Les opérations de sauvetage maritime deviennent de plus en plus fréquentes, en particulier lors de la saison estivale. En 2025, les services de la préfecture maritime Manche et mer du Nord ont effectué 55 interventions pour des naufragés isolés par la marée et 150 pour des loisirs nautiques, selon le CROSS Jobourg. Pour garantir la sécurité en mer, les acteurs de secours s'unissent régulièrement pour des exercices. ICI Cotentin a participé à l'une de ces séances, organisée à Urville-Nacqueville.
Pompiers, sauveteurs SNSM, militaires et moniteurs de club s'entraînent à travailler ensemble
Cette séance d'entraînement a vu la participation des bénévoles des stations SNSM d'Urville-Nacqueville et Goury, des pompiers et des membres de la marine nationale, soutenus par le pôle nautique de la Hague. Des moniteurs ont été mobilisés pour simuler des situations d'urgence, jouant le rôle de fausses victimes afin de transmettre leurs connaissances sur les différents équipements de sports nautiques que pourraient rencontrer les sauveteurs lors d'interventions. L'objectif principal est de simuler une situation de détresse et d'orchestrer une réponse collective.

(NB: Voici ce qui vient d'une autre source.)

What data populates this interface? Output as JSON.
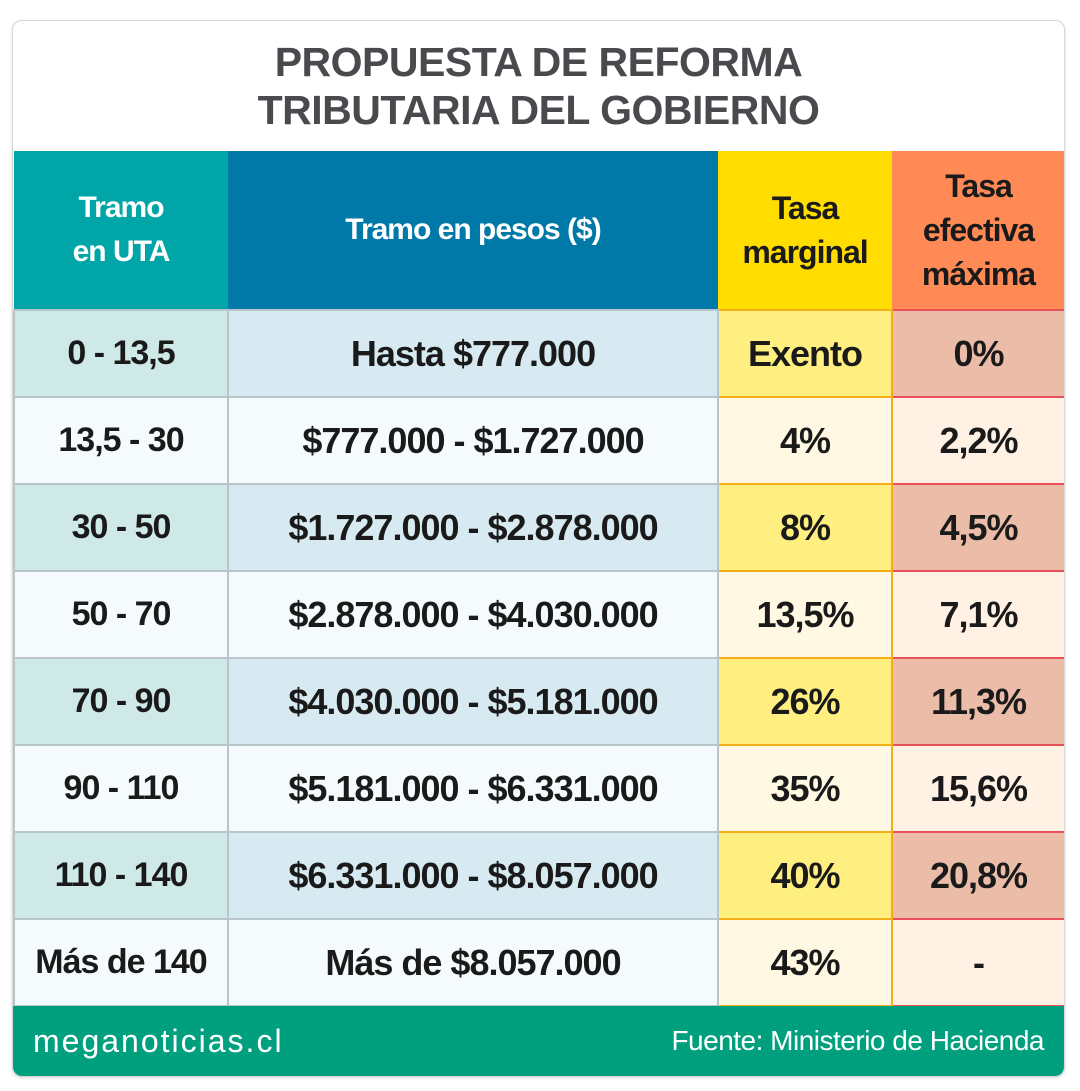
{
  "title": {
    "line1": "PROPUESTA DE REFORMA",
    "line2": "TRIBUTARIA DEL GOBIERNO"
  },
  "headers": {
    "tramo_uta": [
      "Tramo",
      "en UTA"
    ],
    "tramo_pesos": "Tramo en pesos ($)",
    "tasa_marginal": [
      "Tasa",
      "marginal"
    ],
    "tasa_efectiva": [
      "Tasa",
      "efectiva",
      "máxima"
    ]
  },
  "rows": [
    {
      "uta": "0 - 13,5",
      "pesos": "Hasta $777.000",
      "marginal": "Exento",
      "efectiva": "0%"
    },
    {
      "uta": "13,5 - 30",
      "pesos": "$777.000 - $1.727.000",
      "marginal": "4%",
      "efectiva": "2,2%"
    },
    {
      "uta": "30 - 50",
      "pesos": "$1.727.000 - $2.878.000",
      "marginal": "8%",
      "efectiva": "4,5%"
    },
    {
      "uta": "50 - 70",
      "pesos": "$2.878.000 - $4.030.000",
      "marginal": "13,5%",
      "efectiva": "7,1%"
    },
    {
      "uta": "70 - 90",
      "pesos": "$4.030.000 - $5.181.000",
      "marginal": "26%",
      "efectiva": "11,3%"
    },
    {
      "uta": "90 - 110",
      "pesos": "$5.181.000 - $6.331.000",
      "marginal": "35%",
      "efectiva": "15,6%"
    },
    {
      "uta": "110 -  140",
      "pesos": "$6.331.000 - $8.057.000",
      "marginal": "40%",
      "efectiva": "20,8%"
    },
    {
      "uta": "Más de 140",
      "pesos": "Más de $8.057.000",
      "marginal": "43%",
      "efectiva": "-"
    }
  ],
  "footer": {
    "brand": "meganoticias.cl",
    "source": "Fuente: Ministerio de Hacienda"
  }
}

Le premier scénario impliquait un catamaran retourné avec deux personnes à bord. Le canot de sauvetage de la SNSM a reçu l'alerte par radio, indiquant la localisation des victimes. Sur place, les sauveteurs ont pris en charge les victimes en dressant un bilan de santé, qui a été communiqué au CROSS, lequel a ensuite déterminé les moyens nécessaires pour secourir les navigateurs. Pendant ce temps, une autre embarcation a été chargée de redresser le catamaran, une étape cruciale pour éviter de fausses alertes.

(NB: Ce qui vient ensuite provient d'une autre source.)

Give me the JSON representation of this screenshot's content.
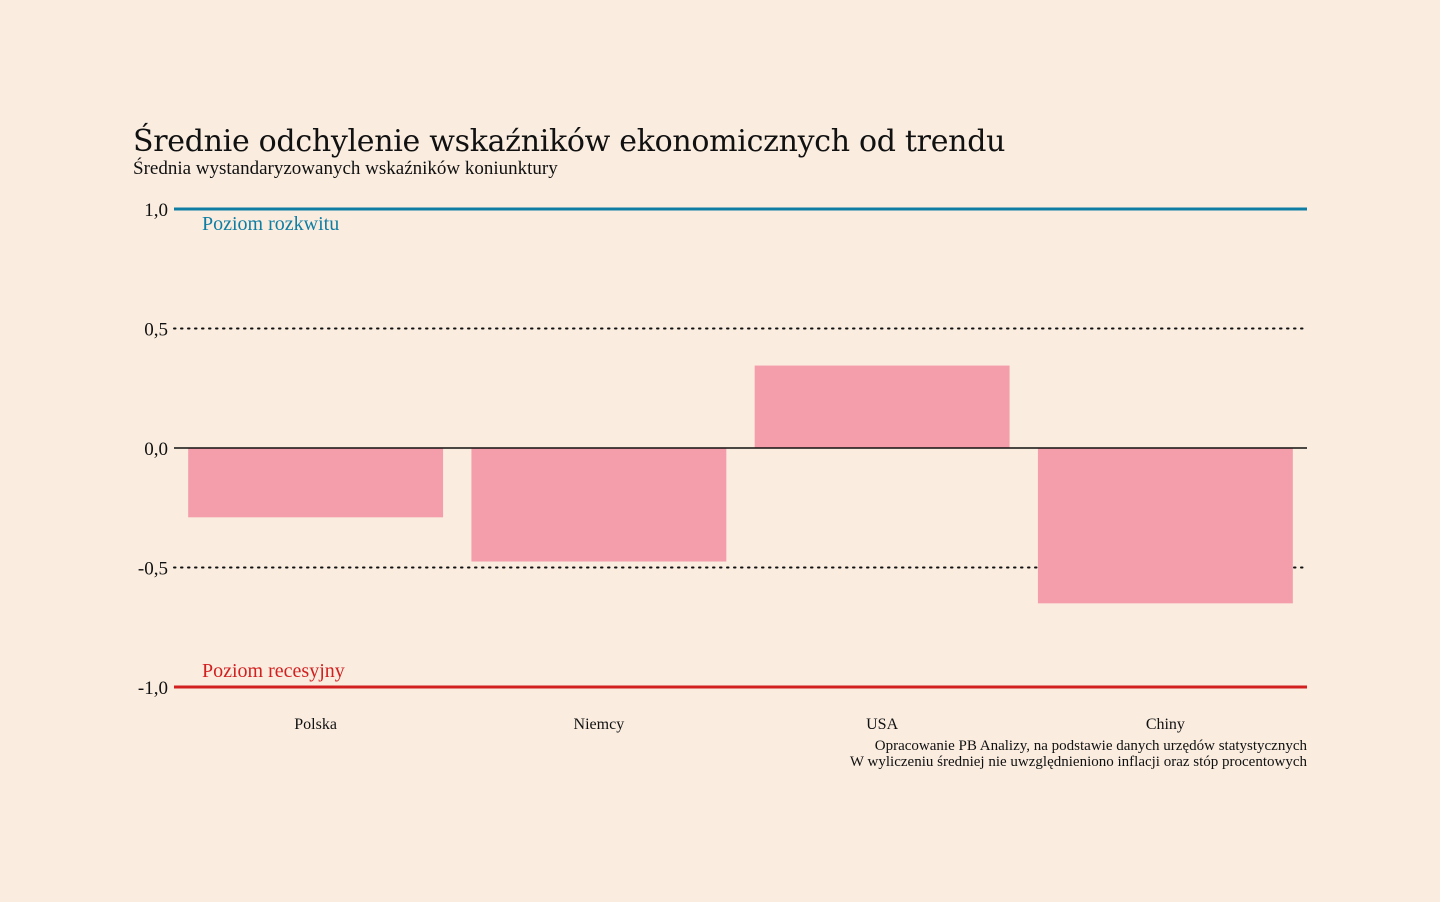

A l'issue de l'exercice, chaque équipe a pu analyser sa réponse afin d'identifier des axes d'amélioration. Une approche essentielle pour optimiser les capacités de réaction lors d'opérations réelles.
Les drones utilisés dans les opérations de sauvetage
Pour cet entraînement, trois scénarios ont été envisagés : un catamaran retourné, un kite-surfer en détresse et une personne isolée par la marée. À chaque situation, le drone de la marine a été déployé. "Nous manquons souvent de visuel sur les événements en mer," souligne Alban de Lapresle, chef des opérations au CROSS Jobourg. "Le drone nous permet de couvrir rapidement de vastes zones, ce qui est primordial pour les missions de secours." De plus en plus de stations SNSM et de casernes de pompiers intègrent ces technologies pour améliorer leurs interventions, illustrant ainsi que l'innovation technologique se conjugue à l'engagement humain des sauveteurs.